First released last year, the data again this week set off a flurry of concern from coastal residents and at least two lawmakers who said the rate increase, if fully implemented, would cripple the state’s building industry, especially along the coast. Rates in some areas of Miami-Dade County, for example, would have to double.
Current Citizens policyholder rates cannot increase by more than 10 percent a year. But new policies, Citizens’ leaders argue, aren’t subject to the 10 percent cap. That stance differs from that of key state officials, including Chief Financial Officer Jeff Atwater, who say the Legislature intended the 10-percent cap to apply to all Citizens’ policies.
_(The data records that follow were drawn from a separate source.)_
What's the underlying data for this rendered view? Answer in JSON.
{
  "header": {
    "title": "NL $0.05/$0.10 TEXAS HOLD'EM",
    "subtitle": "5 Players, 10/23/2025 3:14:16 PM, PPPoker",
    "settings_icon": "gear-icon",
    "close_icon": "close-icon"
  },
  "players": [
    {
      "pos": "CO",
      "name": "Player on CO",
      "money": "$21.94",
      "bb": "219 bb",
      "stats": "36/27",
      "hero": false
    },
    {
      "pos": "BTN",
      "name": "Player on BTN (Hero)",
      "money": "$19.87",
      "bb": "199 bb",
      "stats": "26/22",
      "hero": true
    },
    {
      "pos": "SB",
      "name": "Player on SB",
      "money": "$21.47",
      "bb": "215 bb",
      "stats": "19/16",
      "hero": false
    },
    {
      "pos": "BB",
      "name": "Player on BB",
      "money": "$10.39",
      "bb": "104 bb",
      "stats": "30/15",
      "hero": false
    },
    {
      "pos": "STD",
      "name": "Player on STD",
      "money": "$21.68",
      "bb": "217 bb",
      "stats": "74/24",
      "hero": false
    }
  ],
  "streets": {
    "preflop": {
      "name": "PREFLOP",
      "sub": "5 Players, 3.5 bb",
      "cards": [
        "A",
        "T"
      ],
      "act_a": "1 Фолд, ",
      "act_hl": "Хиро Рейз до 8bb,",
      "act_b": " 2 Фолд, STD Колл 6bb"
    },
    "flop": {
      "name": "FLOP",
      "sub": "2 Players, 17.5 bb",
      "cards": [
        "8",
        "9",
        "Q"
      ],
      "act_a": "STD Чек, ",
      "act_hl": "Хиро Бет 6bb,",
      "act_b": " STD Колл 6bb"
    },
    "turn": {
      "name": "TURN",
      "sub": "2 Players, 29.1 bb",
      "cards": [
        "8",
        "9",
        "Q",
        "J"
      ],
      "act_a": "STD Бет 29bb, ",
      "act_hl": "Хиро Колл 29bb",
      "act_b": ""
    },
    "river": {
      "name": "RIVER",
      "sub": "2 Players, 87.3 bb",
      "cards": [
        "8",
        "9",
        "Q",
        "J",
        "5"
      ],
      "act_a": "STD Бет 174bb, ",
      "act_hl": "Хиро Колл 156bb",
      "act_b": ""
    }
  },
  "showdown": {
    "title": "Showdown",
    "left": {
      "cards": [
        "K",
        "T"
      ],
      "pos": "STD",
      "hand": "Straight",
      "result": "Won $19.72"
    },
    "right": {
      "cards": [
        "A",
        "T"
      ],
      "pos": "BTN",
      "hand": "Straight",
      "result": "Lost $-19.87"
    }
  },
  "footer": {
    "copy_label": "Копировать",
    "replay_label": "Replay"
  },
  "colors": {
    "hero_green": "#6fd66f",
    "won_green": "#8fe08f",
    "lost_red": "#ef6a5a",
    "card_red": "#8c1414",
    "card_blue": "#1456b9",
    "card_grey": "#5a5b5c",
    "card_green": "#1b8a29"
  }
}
Committee members said Thursday the board would likely pursue a course of charging rates on new policies above the 10 percent cap, but look at options , including a phase-in period, to cushion the blow. Even if the Citizens Board approves a course of action in July, it still must be reviewed by the Office of Insurance Regulation.
“There is a long process that occurs between where we are now and where we started and the endgame or outcome of something that might impact the pocketbook of a consumer,” said committee member John Rollins.
Though final action on any 2013 rate is still months away, members voiced frustration that merely discussing the potential for rate hikes unleashes a backlash from policyholders and lawmakers, all playing out in the media.
“We have a fiduciary responsibility to continue to review the data,” Rollins said. “To me it is not news at all and shouldn’t be news to anyone who has followed Citizens over the last few years, that the data indicate a pretty significant gap (between premiums and potential losses.)”
Last year, the Citizens board approved sinkhole rates, which, though actuarially sound, sent lawmakers through the roof, said Board Chairman Carlos Lacasa. The same will happen with future rates unless legislators and their staff are brought into the process much earlier.
“We are not going to get to actuarially sound rates, we are not going to get a healthier insurance market without total buy-in from every stakeholder in the state,” Lacasa said. “To do it piecemeal will not work.”